University of Aberdeen
Ramy Saleem Eisa Abdallah: B.Sc. in Geology, University of Khartoum, Sudan (2007) and M.Sc. in Petroleum Geosciences University College Dublin – UCD (2016). Worked in the Oil and Gas industry as Seismic Interpreter for eight years. Currently, an enthusiastic PhD candidate working on Reducing the uncertainty of subsurface interpretation in fold-thrust models from outcrops to machine learning with the Fold-Thrust Research Group at the School of Geosciences, Department of Geology and Petroleum Geology, the University of Aberdeen, supervised by Professor Rob Butler and Doctor Clare Bond sponsored by NERC Centre of Doctoral Training in Oil & Gas. Scientific interest towards Structural geology, subsurface interpretation/mapping, petroleum geology, data sciences, Python, machine learning (ML) and artificial intelligence (AI).

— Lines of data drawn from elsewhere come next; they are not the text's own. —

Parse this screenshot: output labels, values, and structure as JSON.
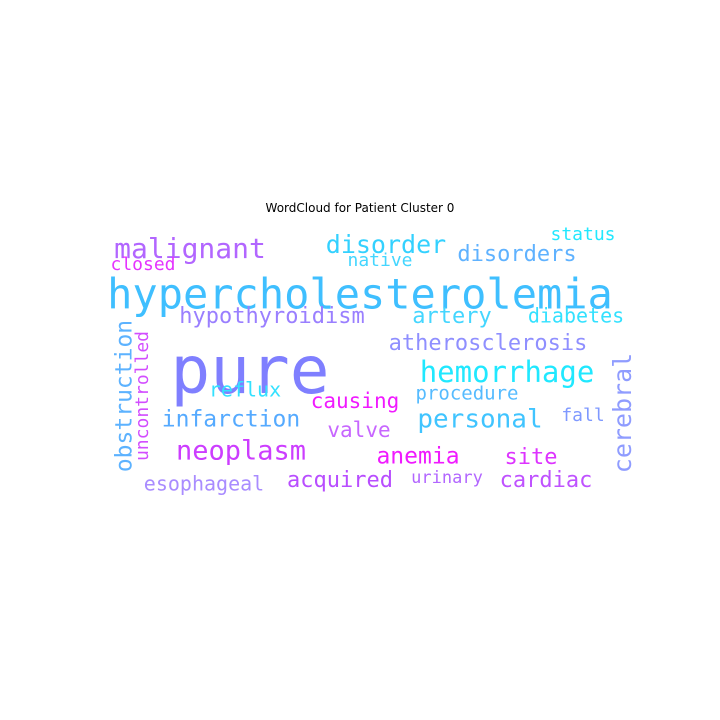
{
  "chart_data": {
    "type": "wordcloud",
    "title": "WordCloud for Patient Cluster 0",
    "words": [
      {
        "text": "pure",
        "color": "#7f7fff"
      },
      {
        "text": "hypercholesterolemia",
        "color": "#3fbfff"
      },
      {
        "text": "malignant",
        "color": "#b266ff"
      },
      {
        "text": "disorder",
        "color": "#33d1ff"
      },
      {
        "text": "disorders",
        "color": "#5fb2ff"
      },
      {
        "text": "status",
        "color": "#22e8ff"
      },
      {
        "text": "closed",
        "color": "#e533ff"
      },
      {
        "text": "native",
        "color": "#44d6ff"
      },
      {
        "text": "hypothyroidism",
        "color": "#9a7fff"
      },
      {
        "text": "artery",
        "color": "#44d6ff"
      },
      {
        "text": "diabetes",
        "color": "#33e1ff"
      },
      {
        "text": "atherosclerosis",
        "color": "#8f8fff"
      },
      {
        "text": "hemorrhage",
        "color": "#20e8ff"
      },
      {
        "text": "reflux",
        "color": "#33e1ff"
      },
      {
        "text": "procedure",
        "color": "#55bbff"
      },
      {
        "text": "causing",
        "color": "#f01aff"
      },
      {
        "text": "infarction",
        "color": "#55aaff"
      },
      {
        "text": "personal",
        "color": "#40c4ff"
      },
      {
        "text": "fall",
        "color": "#7f99ff"
      },
      {
        "text": "valve",
        "color": "#c766ff"
      },
      {
        "text": "neoplasm",
        "color": "#cc3dff"
      },
      {
        "text": "anemia",
        "color": "#f01aff"
      },
      {
        "text": "site",
        "color": "#dd33ff"
      },
      {
        "text": "acquired",
        "color": "#b84dff"
      },
      {
        "text": "urinary",
        "color": "#b266ff"
      },
      {
        "text": "cardiac",
        "color": "#bf52ff"
      },
      {
        "text": "esophageal",
        "color": "#a98cff"
      },
      {
        "text": "obstruction",
        "color": "#5cb2ff"
      },
      {
        "text": "uncontrolled",
        "color": "#d24dff"
      },
      {
        "text": "cerebral",
        "color": "#8f9cff"
      }
    ]
  }
}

Machine learning is being presented as a new solution for a wide range of geoscience problems. Primarily machine learning has been used for 3D seismic data interpretation, processing, seismic facies analysis and well log data correlation. The rapid development in technology with open-source artificial intelligence libraries and the accessibility of affordable computer graphics processing units (GPU) makes the application of machine learning in geosciences increasingly tractable. However, the application of artificial intelligence in structural interpretation workflows of subsurface datasets is still ambiguous. This study aims to use machine learning techniques to classify images of folds and fold-thrust structures. Here we show that convolutional neural networks (CNNs) as supervised deep learning techniques provide excellent algorithms to discriminate between geological image datasets. Outcrop images and modelled dataset have been used to train and test the machine learning models. This dataset comprises three classes (buckle, chevron and conjugate) of folds types. These image datasets are used to investigate a wide range of shallow, deep and transfer machine learning models. One Feedforward linear neural network model and two convolutional neural networks models (Convolution 2d layer transforms sequential model and Residual block model (ResNet with 9, 34, and 50 layers)). Validation and testing datasets form a critical part of testing the model’s performance accuracy. The ResNet model records the highest performance accuracy score of the machine learning models tested. Our CNN image classification model analysis provides a framework for applying machine learning to increase structural interpretation efficiency and shows that CNN classification models can be applied effectively to geoscience problems. The study provides a starting point to apply unsupervised machine learning approaches to sub-surface structural interpretation workflows.